Она рассказывала о себе и муже, нелёгкой работе торгпреда. Я сказал, что до сих пор не женат и тоже езжу по заграницам.
И вдруг она спросила меня:
— А почему ты тогда поверил моему письму? Я ведь не решила тогда ещё с замужеством и только хотела проверить тебя? А ты поверил, и потому я на самом деле вышла за Петра, и мы уехали в Англию.
Эти слова Ани меня убили. Я долго не мог ничего ответить. Получалось так, что я сам себе подписал приговор, поверив единственной фразе «Я выхожу замуж», хотя на самом деле этого не было? Я, не задумываясь, поддался страсти суданской девушки и тем самым перечеркнул свою любовь к Юле? Я думал, что наказываю Юлю за измену моим чувствам, а наказал нас обоих. И это я понял только сейчас. И откуда-то издали до меня дошёл вопрос, который задала мне Юля:
— А что же ты хотел сказать мне своими письмами?
И я ответил то, что лежало тяжёлым грузом на мне все эти годы:
— Я люблю тебя. Это можно было прочитать по первым буквам моих писем.
— Жаль, но я не догадалась.
— Но, я и сегодня не женат. Не всё потеряно.
— А как же Рита?
— Не знаю. Мы расстались так внезапно. А никого другого я не нашёл.
— Зато я замужем. И у меня есть дочь. А письма я твои храню. Когда приедем домой, прочитаю зашифрованное послание. Не мог просто написать? — и она усмехнулась. — В этой конкурентной борьбе ты проиграл, хотя мог, возможно, и выиграть. Но мой муж оказался более пылким, за что я его и люблю.
В её словах не было горечи или сожаления, но они прозвучали мне упрёком, и я готов был заплакать.
— А мне казалось, что мои чувства к тебе я довольно ясно выражал в письмах даже без расшифровки.
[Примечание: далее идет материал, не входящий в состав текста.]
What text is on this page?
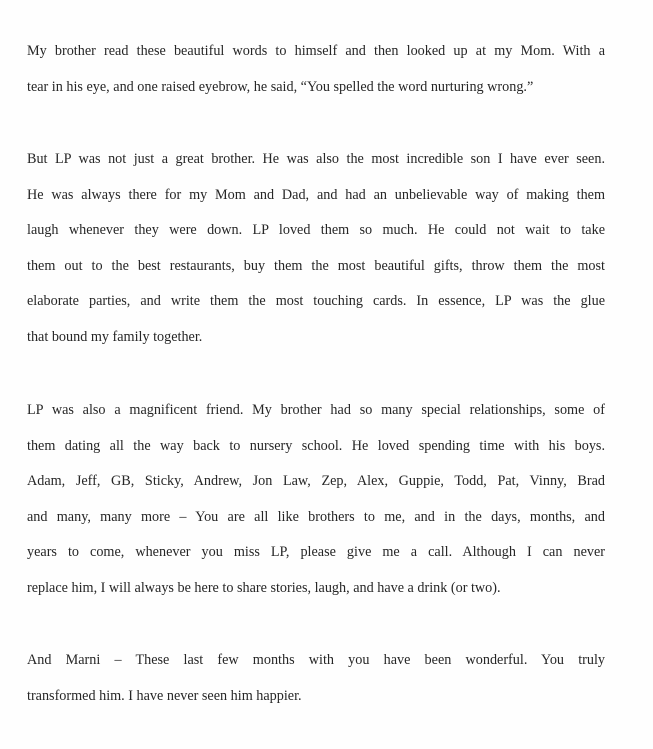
My brother read these beautiful words to himself and then looked up at my Mom. With a
tear in his eye, and one raised eyebrow, he said, “You spelled the word nurturing wrong.”
But LP was not just a great brother. He was also the most incredible son I have ever seen.
He was always there for my Mom and Dad, and had an unbelievable way of making them
laugh whenever they were down. LP loved them so much. He could not wait to take
them out to the best restaurants, buy them the most beautiful gifts, throw them the most
elaborate parties, and write them the most touching cards. In essence, LP was the glue
that bound my family together.
LP was also a magnificent friend. My brother had so many special relationships, some of
them dating all the way back to nursery school. He loved spending time with his boys.
Adam, Jeff, GB, Sticky, Andrew, Jon Law, Zep, Alex, Guppie, Todd, Pat, Vinny, Brad
and many, many more – You are all like brothers to me, and in the days, months, and
years to come, whenever you miss LP, please give me a call. Although I can never
replace him, I will always be here to share stories, laugh, and have a drink (or two).
And Marni – These last few months with you have been wonderful. You truly
transformed him. I have never seen him happier.
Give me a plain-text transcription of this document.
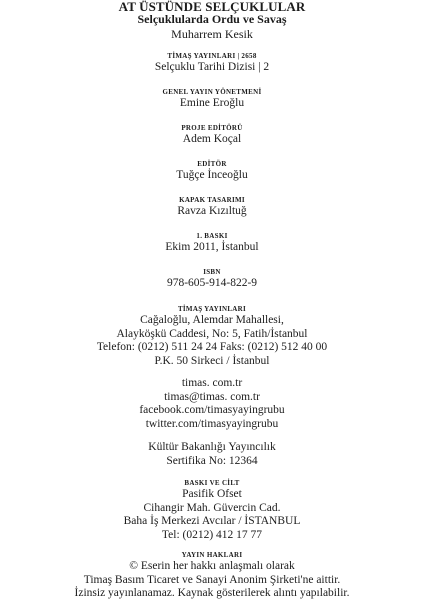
AT ÜSTÜNDE SELÇUKLULAR
Selçuklularda Ordu ve Savaş
Muharrem Kesik
TİMAŞ YAYINLARI | 2658
Selçuklu Tarihi Dizisi | 2
GENEL YAYIN YÖNETMENİ
Emine Eroğlu
PROJE EDİTÖRÜ
Adem Koçal
EDİTÖR
Tuğçe İnceoğlu
KAPAK TASARIMI
Ravza Kızıltuğ
1. BASKI
Ekim 2011, İstanbul
ISBN
978-605-914-822-9
TİMAŞ YAYINLARI
Cağaloğlu, Alemdar Mahallesi,
Alayköşkü Caddesi, No: 5, Fatih/İstanbul
Telefon: (0212) 511 24 24 Faks: (0212) 512 40 00
P.K. 50 Sirkeci / İstanbul
timas. com.tr
timas@timas. com.tr
facebook.com/timasyayingrubu
twitter.com/timasyayingrubu
Kültür Bakanlığı Yayıncılık
Sertifika No: 12364
BASKI VE CİLT
Pasifik Ofset
Cihangir Mah. Güvercin Cad.
Baha İş Merkezi Avcılar / İSTANBUL
Tel: (0212) 412 17 77
YAYIN HAKLARI
© Eserin her hakkı anlaşmalı olarak
Timaş Basım Ticaret ve Sanayi Anonim Şirketi'ne aittir.
İzinsiz yayınlanamaz. Kaynak gösterilerek alıntı yapılabilir.
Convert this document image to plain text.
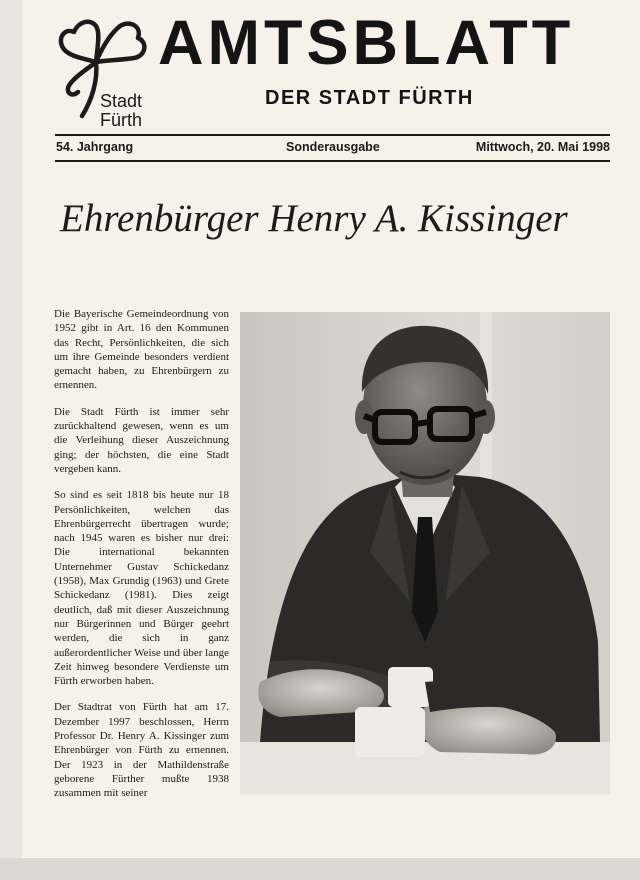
Stadt
Fürth
AMTSBLATT
DER STADT FÜRTH
54. Jahrgang	Sonderausgabe	Mittwoch, 20. Mai 1998
Ehrenbürger Henry A. Kissinger

Die Bayerische Gemeindeordnung von 1952 gibt in Art. 16 den Kommunen das Recht, Persönlichkeiten, die sich um ihre Gemeinde besonders verdient gemacht haben, zu Ehrenbürgern zu ernennen.

Die Stadt Fürth ist immer sehr zurückhaltend gewesen, wenn es um die Verleihung dieser Auszeichnung ging; der höchsten, die eine Stadt vergeben kann.

So sind es seit 1818 bis heute nur 18 Persönlichkeiten, welchen das Ehrenbürgerrecht übertragen wurde; nach 1945 waren es bisher nur drei: Die international bekannten Unternehmer Gustav Schickedanz (1958), Max Grundig (1963) und Grete Schickedanz (1981). Dies zeigt deutlich, daß mit dieser Auszeichnung nur Bürgerinnen und Bürger geehrt werden, die sich in ganz außerordentlicher Weise und über lange Zeit hinweg besondere Verdienste um Fürth erworben haben.

Der Stadtrat von Fürth hat am 17. Dezember 1997 beschlossen, Herrn Professor Dr. Henry A. Kissinger zum Ehrenbürger von Fürth zu ernennen. Der 1923 in der Mathildenstraße geborene Fürther mußte 1938 zusammen mit seiner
— Ну, извини. Я, наверное, хотела, чтобы ты написал прямо своё признание, а вместо этого ты писал о других девушках.
— А твой муж признался сразу?
Юля улыбнулась, отвечая:
— Мы влюбились друг в друга с первого взгляда, с его первого поцелуя, но я долго проверяла его. И хватит об этом. У нас дочь. И я люблю их обоих. А ты стал писателем?
— Нет. Как-то сразу перегорел. Рассказы о Судане валяются в папке, а больше не пишу. Да и некогда.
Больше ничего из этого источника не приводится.